The Internet, at 25 years old, has more than a billion connected sites. However impressive, it pales in comparison to the 4.7 trillion photos (in the last few years) that have documented our lives, aspirations, feelings and creativity. I can’t help but think what a backup of this total human consciousness would look like. Imagine the superhuman web of insights that might emerge if you connected all photos taken!

It’s time for the emergence of a visual Internet. A visual Internet differs from a semantic one. Let’s look at the language of artists — visual thinkers who understand and manipulate visuals for a living. To an artist, a photo is multivalent, or different things to different people.

Artists see visuals as both windows and mirrors. A visual window allows us to look into a photo to see what’s inside: a dog, a tree, a beach, etc.

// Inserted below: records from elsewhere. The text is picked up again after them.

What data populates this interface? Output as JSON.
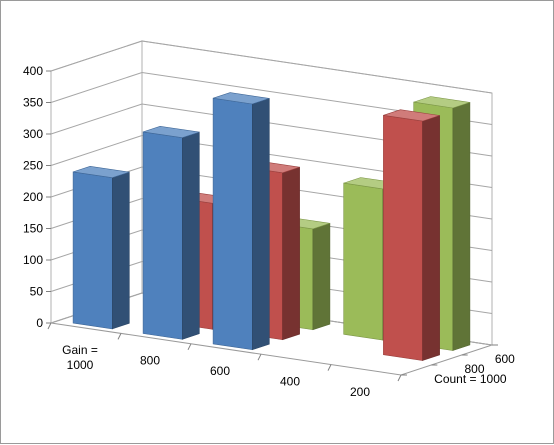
{
  "chart_data": {
    "type": "bar",
    "subtype": "3d-column",
    "title": "",
    "xlabel": "",
    "ylabel": "",
    "ylim": [
      0,
      400
    ],
    "yticks": [
      "0",
      "50",
      "100",
      "150",
      "200",
      "250",
      "300",
      "350",
      "400"
    ],
    "categories": [
      {
        "lines": [
          "Gain =",
          "1000"
        ]
      },
      {
        "lines": [
          "800"
        ]
      },
      {
        "lines": [
          "600"
        ]
      },
      {
        "lines": [
          "400"
        ]
      },
      {
        "lines": [
          "200"
        ]
      }
    ],
    "depth_categories": [
      "Count = 1000",
      "800",
      "600"
    ],
    "series": [
      {
        "depth_label": "Count = 1000",
        "color": "#4f81bd",
        "values": [
          240,
          320,
          390,
          null,
          null
        ]
      },
      {
        "depth_label": "800",
        "color": "#c0504d",
        "values": [
          null,
          200,
          265,
          null,
          380
        ]
      },
      {
        "depth_label": "600",
        "color": "#9bbb59",
        "values": [
          null,
          null,
          160,
          240,
          385
        ]
      }
    ],
    "grid": true,
    "legend": "none"
  }
}
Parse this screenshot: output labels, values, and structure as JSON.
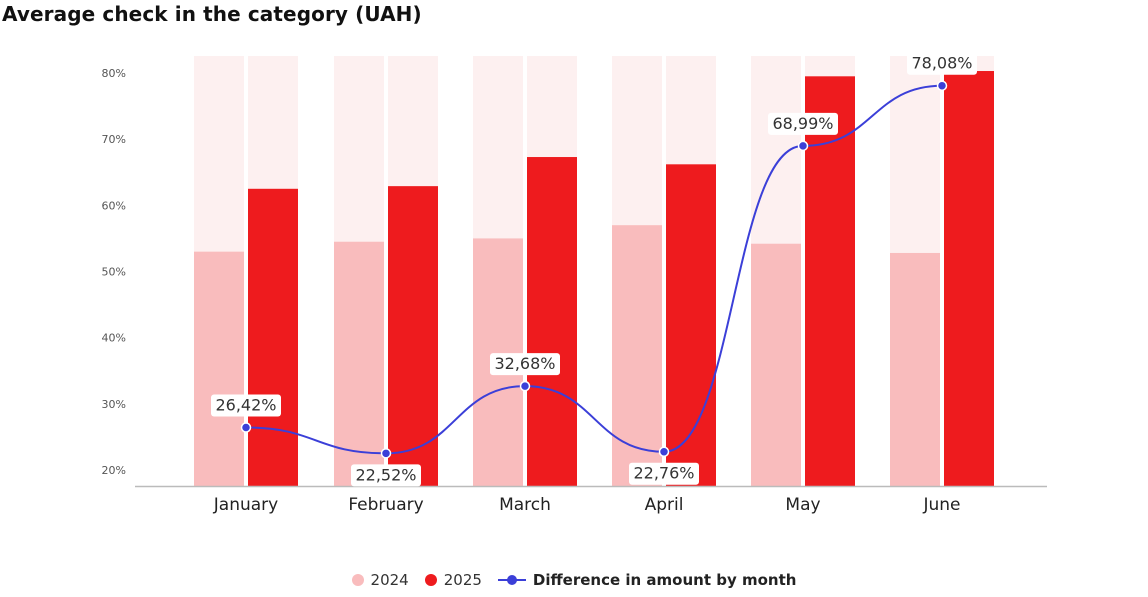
{
  "title": "Average check in the category (UAH)",
  "colors": {
    "bar_2024": "#f9bcbd",
    "bar_2025": "#ee1b1e",
    "bar_background": "#fdf0f0",
    "line": "#3b3fd8",
    "axis": "#bbbbbb",
    "tick_text": "#555555"
  },
  "legend": {
    "item_2024": "2024",
    "item_2025": "2025",
    "item_line": "Difference in amount by month"
  },
  "chart_data": {
    "type": "bar",
    "title": "Average check in the category (UAH)",
    "categories": [
      "January",
      "February",
      "March",
      "April",
      "May",
      "June"
    ],
    "y_ticks": [
      "20%",
      "30%",
      "40%",
      "50%",
      "60%",
      "70%",
      "80%"
    ],
    "ylim": [
      18,
      80
    ],
    "grid": false,
    "legend_position": "bottom",
    "series": [
      {
        "name": "2024",
        "type": "bar",
        "values": [
          53,
          54.5,
          55,
          57,
          54.2,
          52.8
        ]
      },
      {
        "name": "2025",
        "type": "bar",
        "values": [
          62.5,
          62.9,
          67.3,
          66.2,
          79.5,
          80.3
        ]
      },
      {
        "name": "Difference in amount by month",
        "type": "line",
        "values": [
          26.42,
          22.52,
          32.68,
          22.76,
          68.99,
          78.08
        ],
        "labels": [
          "26,42%",
          "22,52%",
          "32,68%",
          "22,76%",
          "68,99%",
          "78,08%"
        ]
      }
    ]
  }
}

Google’s search algorithms have been okay at telling us the objective content of a photo; the visual mirror, however, reflects the biases we bring to the visual.

A visual Internet will, however, build connections between photos, both as windows and mirrors. It will comprehend what’s in the photo and guess how a viewer may interpret it.

But how do we build these connections? So far, much of artificial intelligence (AI) in the visual space has focused on the window of a photo, analyzing and connecting based on objective content. But when you focus on the multivalence of a photo, you build richer intelligence and create more complex relationships between photos based on the mirror aspect — that is, subjective meanings.

The tricky part of subjective knowledge is that we can’t rely on the user to tell us how they really feel about a photo; nor can we get the true meaning of a photo. It is too often subconscious, and has to be decoded from the user’s behavior. Something we know for certain is that no computer can gauge your emotional response to something. Well, not yet.

So I suggest a new kind of user interface. Early in the Internet years, an interface was about beauty, whereas now it concerns relevance, behavior and choice. With good user interface, we can model simple human behavior to see how people subconsciously react to any photo. Tinder’s swipe is a great example.

The brain does the heavy lifting of interpreting a photo through a user’s actions — and it is studied through big data. As we tally data, we can cluster people solely based on their subconscious reaction to a photo. And that’s how we begin to understand the way people make meaning of photos.

I’ve been thinking: What if someone owned all the visual real estate on the Internet? They could collect invaluable insights about the way we think. Pinterest is on its way there. Aside from being a fine place to organize your ideas and thoughts, it has, under the hood, already indexed almost all the photos on the Internet (or the ones worth indexing). They should be thinking about new ways to discover this wealth of information.

A visual Internet will build connections between photos, both as windows and mirrors.

We have seen Instagram turn on the “Explore” feature, while other e-commerce players (Fancy, Wanelo and WeHeartIt) monetize user curation. MetaMind uses what it calls “vision algorithms” for deep learning. All these sites, however, still expect a user to explicitly tell how they organize and make sense of photos. I am waiting for new interfaces that collect information based solely on a user’s passive browsing.

Dr. Ramesh Jain, a computer science professor from UC Irvine, is attempting to solve this same problem through his startup Krumbs, which will let you connect photos via several criteria. Jain believes that just searching for a photo isn’t enough; we should be able to search from within a photo, too.

Here at Flipsicle we hope to launch the seeds for a visual Internet by using big data to connect visuals based on how a user subconsciously makes meaning from his photos — what his behavior tells us the photo makes him think or feel.

For me, art and tech are two eyes on the same body. Open one eye and view this beautiful world of ours. Open the other and you envision a richness you can’t articulate. Brought together — the objective and the subjective — they hand us immensely rich insights into who we are and how we think.

Now that we have all this information, what do we do with it? Understanding how a user thinks is as important as understanding how a user behaves. Great design, personal photos and subjective AI are about to become the enterprise game changers that will create fantastic businesses no one dreamed of. We will get closer to the user than ever before. And finally, computers will generate the much-needed empathy in this world.